Hans van Manen, el coreógrafo neerlandés y maestro de ballet más famoso de su generación, fallecido el 17 de diciembre a la edad de 93 años, deja un legado de más de 150 obras que traspasaron las fronteras de Países Bajos. Su muerte ha sido anunciada este miércoles por la Ópera y Ballet Nacionales, y deja una profunda huella en la danza contemporánea con un estilo de gran poder expresivo y pleno de erotismo. Con una carrera que abarcó seis décadas, sus obras forman parte del repertorio de más de un centenar de compañías mundiales y son interpretados en todo el mundo. Creó también para la televisión y le encantaban las películas de baile de los artistas estadounidenses Fred Astaire y Ginger Rogers.

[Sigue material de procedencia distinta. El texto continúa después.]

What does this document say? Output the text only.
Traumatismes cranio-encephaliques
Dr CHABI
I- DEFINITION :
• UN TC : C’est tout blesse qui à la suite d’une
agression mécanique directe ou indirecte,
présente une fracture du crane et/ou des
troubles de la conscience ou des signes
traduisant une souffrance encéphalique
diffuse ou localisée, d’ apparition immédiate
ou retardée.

Nacido en 1932 en lo que hoy es el municipio de Amstelveen, cercano al aeropuerto de Ámsterdam-Schiphol, Van Manen estudió con la bailarina y coreógrafa de origen lituano Sonia Gaskell. Se unió después al Ballet de la Ópera de Países Bajos, y a los Ballets de Paris, del maestro Roland Petit. En 1955, su primera coreografía se tituló Olé Olé, la Margarita. Con la tercera, llamada Feestgericht, recibió el Premio Estatal de Coreografía. Su estilo era simple y preciso, pero también clásico y académico, y centrado en las relaciones humanas sin recurrir a excesos.